Although I retired 12 years ago and opted to go to graduate school instead of looking for work right away, I too have faced a brick wall when it came to finding a job after I completed my higher education.
I have a Ph.D. in military sociology, with emphasis on gender issues, yet I have not been able to get an academic job that did not specifically state it has something to do with the military. I am currently in “forced” retirement, blogging on Battleland, volunteering my time with women veterans and other organizations, and teaching part time on line in a Military Studies program for Columbia College of Missouri.
Too young yet for Social Security benefits, I am lucky that I saved money for retirement while I was working, and that I have a fairly generous military retirement from the Navy. I have chosen to drop out of the work force because I can…but that’s not true for the troops leaving the military post 9/11.
The unemployment rate for Gulf War Era II male veterans under age 24 was 29.1% in 2011, compared to 17.6% for non-veterans in the same age group. The rate for male veterans age 25 to 34 also was higher than the rate for their non-veteran counterparts (13.4 and 9.5%, respectively).
For women, the stats are even worse: for female veterans under age 24, the unemployment rate was 36.1% as compared to 14.4% for non-veteran females of the same age. But the numbers improve with age: those 25 to 34 had jobless rates of 10.6% and 9.1%, respectively. But it could also be true that some women became so disillusioned — as I did — that they stopped seeking work, and thus are no longer “unemployed.” Along those same lines, homeless female vets are a growing concern of the Department of Veteran Affairs.
Part of the problem, as I see it, is the public’s misconception of the changes in moving from a Soldier, Sailor, Airman, or Marine into the civilian workforce. They may think that this transition negatively affects the individual outcome. Perhaps those that don’t know the day to day job requirements (and life-style) of military personnel perceive them as rigid, capable of taking orders but not able to think independently, followers but not leaders, and very conservative. Perspective employers may also fear the repercussions of Post-Traumatic Stress, or perceive all vets as war-mongering villains, easily able to kill without conscience.
However, the reality is that military veterans are as different from each other as they are the same.
We are not stereotypically rigid, conservative, or unable to think for ourselves. On the contrary, the military provides not only job training, much of which is directly applicable to the civilian workplace, but it also instills a sense of confidence, patriotism, a “can do” work ethic, and the military also develops leadership from day one, even if it is only supervising one person at a time.
As an individual rises in rank, so does his or her responsibility to others and the unit, including increased supervisory roles, as well as the encouragement to innovate as needed to get the job done. This goes from the most junior enlisted person to the most senior ranking officer. The military’s training programs are the equivalent of college courses. In fact, there is a system for veterans to translate such training into college credits.

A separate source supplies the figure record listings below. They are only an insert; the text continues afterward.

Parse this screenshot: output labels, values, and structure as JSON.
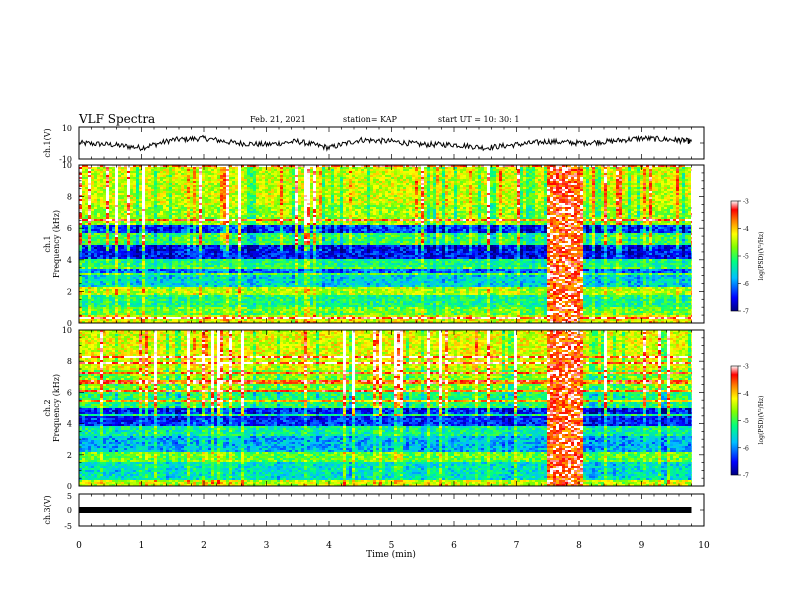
{
  "header": {
    "title": "VLF Spectra",
    "date": "Feb. 21, 2021",
    "station": "station= KAP",
    "start_time": "start  UT =   10: 30: 1"
  },
  "x_axis": {
    "label": "Time (min)",
    "range": [
      0,
      10
    ],
    "ticks": [
      "0",
      "1",
      "2",
      "3",
      "4",
      "5",
      "6",
      "7",
      "8",
      "9",
      "10"
    ]
  },
  "chart_data": [
    {
      "type": "line",
      "ylabel": "ch.1(V)",
      "xlim": [
        0,
        10
      ],
      "ylim": [
        -10,
        10
      ],
      "y_ticks": [
        "10",
        "-10"
      ],
      "series": [
        {
          "x": [
            0,
            0.5,
            1,
            1.5,
            2,
            2.5,
            3,
            3.5,
            4,
            4.5,
            5,
            5.5,
            6,
            6.5,
            7,
            7.5,
            8,
            8.5,
            9,
            9.5,
            9.8
          ],
          "values": [
            0,
            -1,
            -3,
            2,
            3,
            0,
            -1,
            1,
            -3,
            2,
            1,
            -1,
            -1,
            -3,
            -1,
            1,
            0,
            1,
            3,
            2,
            1
          ]
        }
      ]
    },
    {
      "type": "heatmap",
      "ylabel_1": "ch.1",
      "ylabel_2": "Frequency (kHz)",
      "xlim": [
        0,
        10
      ],
      "ylim": [
        0,
        10
      ],
      "y_ticks": [
        "0",
        "2",
        "4",
        "6",
        "8",
        "10"
      ],
      "data_end_min": 9.8,
      "band_levels": [
        {
          "f": [
            0,
            0.5
          ],
          "level": -4.3
        },
        {
          "f": [
            0.5,
            1.0
          ],
          "level": -4.8
        },
        {
          "f": [
            1.0,
            1.8
          ],
          "level": -5.2
        },
        {
          "f": [
            1.8,
            2.3
          ],
          "level": -4.5
        },
        {
          "f": [
            2.3,
            3.0
          ],
          "level": -5.6
        },
        {
          "f": [
            3.0,
            3.6
          ],
          "level": -6.1
        },
        {
          "f": [
            3.6,
            4.0
          ],
          "level": -5.2
        },
        {
          "f": [
            4.0,
            5.0
          ],
          "level": -6.5
        },
        {
          "f": [
            5.0,
            5.7
          ],
          "level": -5.0
        },
        {
          "f": [
            5.7,
            6.2
          ],
          "level": -6.3
        },
        {
          "f": [
            6.2,
            7.5
          ],
          "level": -4.6
        },
        {
          "f": [
            7.5,
            10
          ],
          "level": -4.4
        }
      ],
      "burst": {
        "x": [
          7.45,
          8.05
        ],
        "level": -3.4
      }
    },
    {
      "type": "heatmap",
      "ylabel_1": "ch.2",
      "ylabel_2": "Frequency (kHz)",
      "xlim": [
        0,
        10
      ],
      "ylim": [
        0,
        10
      ],
      "y_ticks": [
        "0",
        "2",
        "4",
        "6",
        "8",
        "10"
      ],
      "data_end_min": 9.8,
      "band_levels": [
        {
          "f": [
            0,
            0.4
          ],
          "level": -4.4
        },
        {
          "f": [
            0.4,
            1.5
          ],
          "level": -5.5
        },
        {
          "f": [
            1.5,
            2.2
          ],
          "level": -4.8
        },
        {
          "f": [
            2.2,
            3.2
          ],
          "level": -5.8
        },
        {
          "f": [
            3.2,
            3.8
          ],
          "level": -5.3
        },
        {
          "f": [
            3.8,
            5.0
          ],
          "level": -6.4
        },
        {
          "f": [
            5.0,
            6.0
          ],
          "level": -5.1
        },
        {
          "f": [
            6.0,
            7.5
          ],
          "level": -4.7
        },
        {
          "f": [
            7.5,
            10
          ],
          "level": -4.3
        }
      ],
      "burst": {
        "x": [
          7.45,
          8.05
        ],
        "level": -3.4
      }
    },
    {
      "type": "line",
      "ylabel": "ch.3(V)",
      "xlim": [
        0,
        10
      ],
      "ylim": [
        -5,
        5
      ],
      "y_ticks": [
        "5",
        "0",
        "-5"
      ],
      "series": [
        {
          "x": [
            0,
            9.8
          ],
          "values": [
            0,
            0
          ]
        }
      ]
    }
  ],
  "colorbars": [
    {
      "label": "log(PSD)(V²/Hz)",
      "range": [
        -7,
        -3
      ],
      "ticks": [
        "-3",
        "-4",
        "-5",
        "-6",
        "-7"
      ]
    },
    {
      "label": "log(PSD)(V²/Hz)",
      "range": [
        -7,
        -3
      ],
      "ticks": [
        "-3",
        "-4",
        "-5",
        "-6",
        "-7"
      ]
    }
  ],
  "colors": {
    "frame": "#000000",
    "trace": "#000000"
  }
}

Yet, unemployment for young veterans is unequally high. Sure, there are many programs for vets to get additional job training, resume-writing workshops, veterans’ job fairs. But the bottom line is America is not hiring.
Senator Patty Murray (D-Wash.), chair of the veteran affairs committee, has a five-step plan to get more veterans hired by the private sector. But while educating human-resource professionals about the benefits a veteran can bring to their workplace is a start (as are her other steps), the key problem remains the fear of the unknown.

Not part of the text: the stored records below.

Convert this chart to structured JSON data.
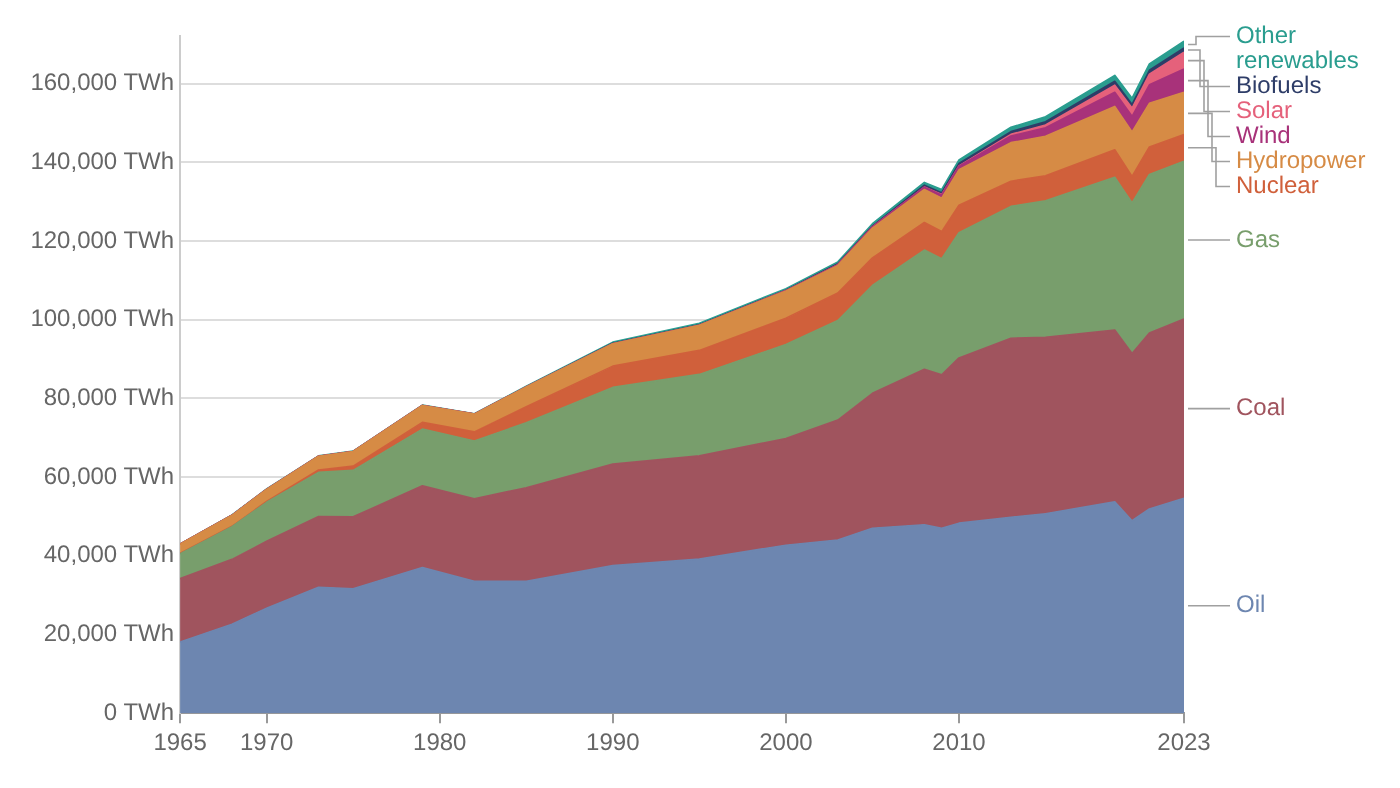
{
  "chart_data": {
    "type": "area",
    "stacked": true,
    "x": [
      1965,
      1968,
      1970,
      1973,
      1975,
      1979,
      1982,
      1985,
      1990,
      1995,
      2000,
      2003,
      2005,
      2008,
      2009,
      2010,
      2013,
      2015,
      2019,
      2020,
      2021,
      2023
    ],
    "xlim": [
      1965,
      2023
    ],
    "xticks": [
      1965,
      1970,
      1980,
      1990,
      2000,
      2010,
      2023
    ],
    "ylim": [
      0,
      172000
    ],
    "yticks": [
      {
        "value": 0,
        "label": "0 TWh"
      },
      {
        "value": 20000,
        "label": "20,000 TWh"
      },
      {
        "value": 40000,
        "label": "40,000 TWh"
      },
      {
        "value": 60000,
        "label": "60,000 TWh"
      },
      {
        "value": 80000,
        "label": "80,000 TWh"
      },
      {
        "value": 100000,
        "label": "100,000 TWh"
      },
      {
        "value": 120000,
        "label": "120,000 TWh"
      },
      {
        "value": 140000,
        "label": "140,000 TWh"
      },
      {
        "value": 160000,
        "label": "160,000 TWh"
      }
    ],
    "grid": "y",
    "series": [
      {
        "name": "Oil",
        "color": "#6d86b0",
        "values": [
          18100,
          22600,
          26700,
          32000,
          31600,
          37000,
          33500,
          33500,
          37500,
          39200,
          42700,
          44000,
          47000,
          47900,
          47000,
          48300,
          49800,
          50700,
          53700,
          48900,
          51900,
          54600
        ]
      },
      {
        "name": "Coal",
        "color": "#a0545e",
        "values": [
          16100,
          16500,
          17000,
          18000,
          18300,
          20800,
          21000,
          23800,
          25800,
          26200,
          27100,
          30500,
          34300,
          39500,
          39000,
          42000,
          45500,
          44800,
          43700,
          42500,
          44700,
          45600
        ]
      },
      {
        "name": "Gas",
        "color": "#789e6c",
        "values": [
          6300,
          8300,
          9900,
          11200,
          11800,
          14400,
          14700,
          16500,
          19500,
          20700,
          23900,
          25300,
          27400,
          30300,
          29500,
          31800,
          33500,
          34700,
          38800,
          38300,
          40300,
          40100
        ]
      },
      {
        "name": "Nuclear",
        "color": "#d0603b",
        "values": [
          100,
          100,
          200,
          600,
          1100,
          1700,
          2300,
          4100,
          5400,
          6100,
          6700,
          7000,
          7000,
          7000,
          6900,
          7000,
          6400,
          6400,
          7000,
          6700,
          7000,
          6800
        ]
      },
      {
        "name": "Hydropower",
        "color": "#d68b45",
        "values": [
          2400,
          2800,
          3100,
          3500,
          3700,
          4300,
          4500,
          5000,
          5700,
          6400,
          6900,
          7000,
          7600,
          8400,
          8500,
          9000,
          9800,
          10000,
          11000,
          11300,
          11100,
          10700
        ]
      },
      {
        "name": "Wind",
        "color": "#a8327a",
        "values": [
          0,
          0,
          0,
          0,
          0,
          0,
          0,
          0,
          0,
          0,
          100,
          200,
          300,
          600,
          800,
          900,
          1700,
          2200,
          3600,
          4000,
          4700,
          5900
        ]
      },
      {
        "name": "Solar",
        "color": "#e5617b",
        "values": [
          0,
          0,
          0,
          0,
          0,
          0,
          0,
          0,
          0,
          0,
          0,
          0,
          0,
          0,
          100,
          100,
          400,
          700,
          1800,
          2100,
          2700,
          4300
        ]
      },
      {
        "name": "Biofuels",
        "color": "#2e3d68",
        "values": [
          0,
          0,
          0,
          0,
          0,
          0,
          0,
          0,
          100,
          100,
          100,
          200,
          200,
          500,
          500,
          600,
          700,
          800,
          1000,
          900,
          1000,
          1100
        ]
      },
      {
        "name": "Other renewables",
        "color": "#2a9d8f",
        "values": [
          0,
          100,
          100,
          100,
          100,
          100,
          100,
          200,
          300,
          400,
          400,
          500,
          600,
          700,
          800,
          900,
          1100,
          1300,
          1500,
          1600,
          1600,
          1700
        ]
      }
    ]
  }
}
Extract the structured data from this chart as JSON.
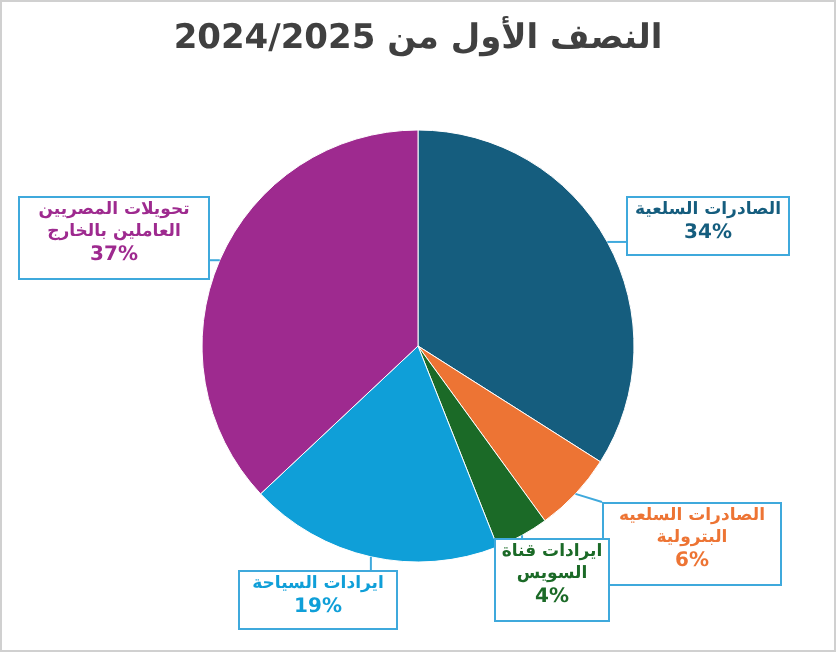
{
  "chart_data": {
    "type": "pie",
    "title": "النصف الأول من 2024/2025",
    "categories": [
      "الصادرات السلعية",
      "الصادرات السلعيه البترولية",
      "ايرادات قناة السويس",
      "ايرادات السياحة",
      "تحويلات المصريين العاملين بالخارج"
    ],
    "values": [
      34,
      6,
      4,
      19,
      37
    ],
    "value_labels": [
      "34%",
      "6%",
      "4%",
      "19%",
      "37%"
    ],
    "colors": [
      "#155d7e",
      "#ed7434",
      "#1b6a27",
      "#0f9fd8",
      "#9e2a8f"
    ]
  }
}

In a country where only 1% of the population serves in the military, the other 99% only has what he or she reads in papers or magazines, sees in the news or online, or hears on the radio, to mold their opinion. It would help to enlist our powerful national media in this quest. A media plan developed by the Department of Veteran Affairs, by Congress, or by the Department of Defense could go far to help instruct the public on what being a Soldier, Sailor, Airman, or Marine means, and — most importantly — why hiring veterans could be the best thing, not only for the individual and the company, but for America’s future.